Busy

I think people often take stock of how I spend my days and see something lazy or wasteful there. I generally (on a low pain or manageable pain day) wake up, work out, putz around getting ready, go to campus and work as hard as I can, come home and then alternate between periods of rest, work, and watching TV. I don’t particularly like to go out during the week and I mostly just want to be in bed at a reasonable time, get my work done and not get a headache. I enjoy those days, especially when they go just right. The precarious balance of my pain to ability ratio is so fragile, even this long after surgery that a good day is one where I lived out my tasks with radiant energy and a cute outfit on. It’s pretty straight forward.

I recently had a friend passive aggressively tell me I’d been avoiding hanging out. This person poked and prodded to come to a reason. What had been done that left me so hidden away and sad? Ok great, thanks for your assumptions.

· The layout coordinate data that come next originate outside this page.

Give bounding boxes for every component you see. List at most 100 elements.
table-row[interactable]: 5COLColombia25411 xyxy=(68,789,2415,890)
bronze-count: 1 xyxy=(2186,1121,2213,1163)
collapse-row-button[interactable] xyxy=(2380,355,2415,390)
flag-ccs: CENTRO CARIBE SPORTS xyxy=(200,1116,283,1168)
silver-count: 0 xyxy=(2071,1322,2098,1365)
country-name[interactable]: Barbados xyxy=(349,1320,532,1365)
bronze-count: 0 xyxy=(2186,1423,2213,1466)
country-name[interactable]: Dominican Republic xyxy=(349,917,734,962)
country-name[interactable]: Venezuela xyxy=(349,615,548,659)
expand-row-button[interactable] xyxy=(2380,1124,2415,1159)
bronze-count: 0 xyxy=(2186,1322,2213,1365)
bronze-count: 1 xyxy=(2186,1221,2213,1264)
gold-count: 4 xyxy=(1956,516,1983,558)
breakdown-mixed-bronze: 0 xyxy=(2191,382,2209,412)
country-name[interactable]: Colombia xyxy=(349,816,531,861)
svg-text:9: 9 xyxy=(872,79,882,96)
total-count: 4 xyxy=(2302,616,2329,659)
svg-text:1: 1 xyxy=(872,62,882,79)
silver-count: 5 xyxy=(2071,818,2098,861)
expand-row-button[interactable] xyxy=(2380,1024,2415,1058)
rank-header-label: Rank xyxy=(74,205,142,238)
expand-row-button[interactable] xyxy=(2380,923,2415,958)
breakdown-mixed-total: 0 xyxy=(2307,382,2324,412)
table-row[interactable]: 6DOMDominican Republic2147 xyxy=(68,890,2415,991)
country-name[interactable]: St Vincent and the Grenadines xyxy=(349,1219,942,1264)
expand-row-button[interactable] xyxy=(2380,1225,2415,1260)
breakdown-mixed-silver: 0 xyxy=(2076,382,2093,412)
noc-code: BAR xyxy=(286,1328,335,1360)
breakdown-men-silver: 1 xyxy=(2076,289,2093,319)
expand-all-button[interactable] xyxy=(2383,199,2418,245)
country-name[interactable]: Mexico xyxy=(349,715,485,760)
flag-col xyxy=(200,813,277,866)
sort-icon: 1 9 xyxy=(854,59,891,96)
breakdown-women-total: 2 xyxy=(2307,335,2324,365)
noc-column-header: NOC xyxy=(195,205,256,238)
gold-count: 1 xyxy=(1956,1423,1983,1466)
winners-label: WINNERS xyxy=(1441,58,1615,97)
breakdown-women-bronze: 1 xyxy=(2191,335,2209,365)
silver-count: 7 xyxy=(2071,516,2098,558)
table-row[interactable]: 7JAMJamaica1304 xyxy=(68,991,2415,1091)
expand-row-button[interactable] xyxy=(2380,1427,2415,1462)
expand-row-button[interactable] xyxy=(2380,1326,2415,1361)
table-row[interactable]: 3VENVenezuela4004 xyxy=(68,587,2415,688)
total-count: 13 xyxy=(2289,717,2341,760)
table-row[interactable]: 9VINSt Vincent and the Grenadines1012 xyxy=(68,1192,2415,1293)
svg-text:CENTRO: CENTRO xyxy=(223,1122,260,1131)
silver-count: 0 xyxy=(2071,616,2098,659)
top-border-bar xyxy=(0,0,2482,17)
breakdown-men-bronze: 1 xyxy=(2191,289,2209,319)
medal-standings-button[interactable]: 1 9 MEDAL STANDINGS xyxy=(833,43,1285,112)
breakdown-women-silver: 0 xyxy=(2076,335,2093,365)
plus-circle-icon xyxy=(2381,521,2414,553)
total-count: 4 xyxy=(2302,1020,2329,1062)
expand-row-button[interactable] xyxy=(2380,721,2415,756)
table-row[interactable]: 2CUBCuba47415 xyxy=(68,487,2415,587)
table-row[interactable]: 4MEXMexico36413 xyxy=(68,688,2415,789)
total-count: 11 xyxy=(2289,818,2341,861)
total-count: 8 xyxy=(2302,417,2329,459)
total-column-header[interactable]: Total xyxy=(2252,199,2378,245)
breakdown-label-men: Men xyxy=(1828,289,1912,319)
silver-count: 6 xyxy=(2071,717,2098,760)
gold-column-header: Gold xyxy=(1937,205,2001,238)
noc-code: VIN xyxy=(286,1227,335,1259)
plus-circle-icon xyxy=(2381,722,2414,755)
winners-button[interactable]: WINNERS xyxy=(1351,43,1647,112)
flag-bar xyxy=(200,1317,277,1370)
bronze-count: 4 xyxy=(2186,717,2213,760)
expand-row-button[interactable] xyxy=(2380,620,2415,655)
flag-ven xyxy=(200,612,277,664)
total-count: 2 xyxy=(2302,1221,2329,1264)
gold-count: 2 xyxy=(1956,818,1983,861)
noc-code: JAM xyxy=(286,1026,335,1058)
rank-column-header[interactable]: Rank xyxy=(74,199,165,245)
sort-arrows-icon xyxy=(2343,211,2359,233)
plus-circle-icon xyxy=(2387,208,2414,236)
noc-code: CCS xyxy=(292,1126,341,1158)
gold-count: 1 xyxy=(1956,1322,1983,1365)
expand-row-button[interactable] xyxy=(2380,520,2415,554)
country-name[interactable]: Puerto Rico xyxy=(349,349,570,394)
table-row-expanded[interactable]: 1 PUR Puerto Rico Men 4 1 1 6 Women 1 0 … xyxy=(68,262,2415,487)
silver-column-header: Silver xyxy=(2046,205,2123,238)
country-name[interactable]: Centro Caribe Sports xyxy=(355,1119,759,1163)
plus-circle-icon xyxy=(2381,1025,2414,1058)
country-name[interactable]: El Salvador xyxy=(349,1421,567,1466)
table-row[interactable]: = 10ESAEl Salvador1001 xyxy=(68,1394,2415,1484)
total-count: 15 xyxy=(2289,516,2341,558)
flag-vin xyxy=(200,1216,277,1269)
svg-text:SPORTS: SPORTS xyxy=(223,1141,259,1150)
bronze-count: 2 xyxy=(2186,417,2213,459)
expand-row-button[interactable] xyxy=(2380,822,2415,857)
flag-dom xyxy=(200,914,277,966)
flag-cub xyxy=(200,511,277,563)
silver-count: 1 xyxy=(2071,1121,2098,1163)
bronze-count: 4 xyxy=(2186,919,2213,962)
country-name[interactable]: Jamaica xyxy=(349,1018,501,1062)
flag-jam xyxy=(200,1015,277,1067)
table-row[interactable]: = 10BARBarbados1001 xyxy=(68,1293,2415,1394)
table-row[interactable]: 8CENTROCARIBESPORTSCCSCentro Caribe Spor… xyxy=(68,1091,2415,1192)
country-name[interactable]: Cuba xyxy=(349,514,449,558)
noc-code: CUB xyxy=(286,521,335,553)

I’m not hiding, I’m working. I’m not avoiding, I’m prioritizing. For the first time in my life I am putting (at least I’m trying to put) my health and my work first and my true friends, they get it, they love me for who I am and I love them the same way. It’s the ones that emotionally take and take and take and forget to be present to return that, they are the ones that can’t seem to accept that I am invested in my work, invested in my life. The way I’ve chosen to live it. I’m just the sum of my failures and the total of my pain to some people. How could anything mean anything when she’s been through so much? I hear them mutter it, as patronizing advice gets passed down. I try to forget those voices as I hear the ones that genuinely love me and patiently help me through those problems and that pain and the ones that will always be there in the most real way. Then, I feel better about how I spend my busy, busy days.

When I close my eyes the world spins. My skin tingles and I have the sense I may be falling through an endless darkness despite the stability of the mattress under my back. My toes feel weightless and so do my bones but my head feels heavy. It’s the vertigo and if you let it, it carries you away with it, drowning you in the endless peril of falling everywhere and no where all at once. It’s draining, scary at times and just plain exhausting. I recently read a blog post about how fatigue is an often overlooked symptom of acoustic neuroma. So when the sky and ground seem to be falling and the world enters this endless blur I turn on the TV, usually something once seen, familiar enough to comfort me and for me to listen to with closed eyes as I imagine the familiar faces perform in my minds eye. I hear people whisper, how sad she watches so much TV, why not jump in the car? Visit a friend? I do visit my friends, I’m actually quite proud of my relationships with a family of choice that is quite supportive here in Boulder, I hope I am supportive of them too. But this isn’t about that, I watch because I choose to. Get a hobby? You say? I have one! It’s watching TV,silly! I watch because I want to. To carry me away for a moment. To give me a break from the swirling of dissertation ideas and the swirling universe of my brain tumor and vertigo. And in those moments, when I watch or work, or live life on my own terms, I’m not how so many choose to see me: resigned to the world of pain, of sadness and just plain avoiding my life. Instead, I’m a powerful force that managed all there was to manage in the day, and chose to escape with a story, that keeps my mind busy so my body can float away on the tenuous wings of my vertigo.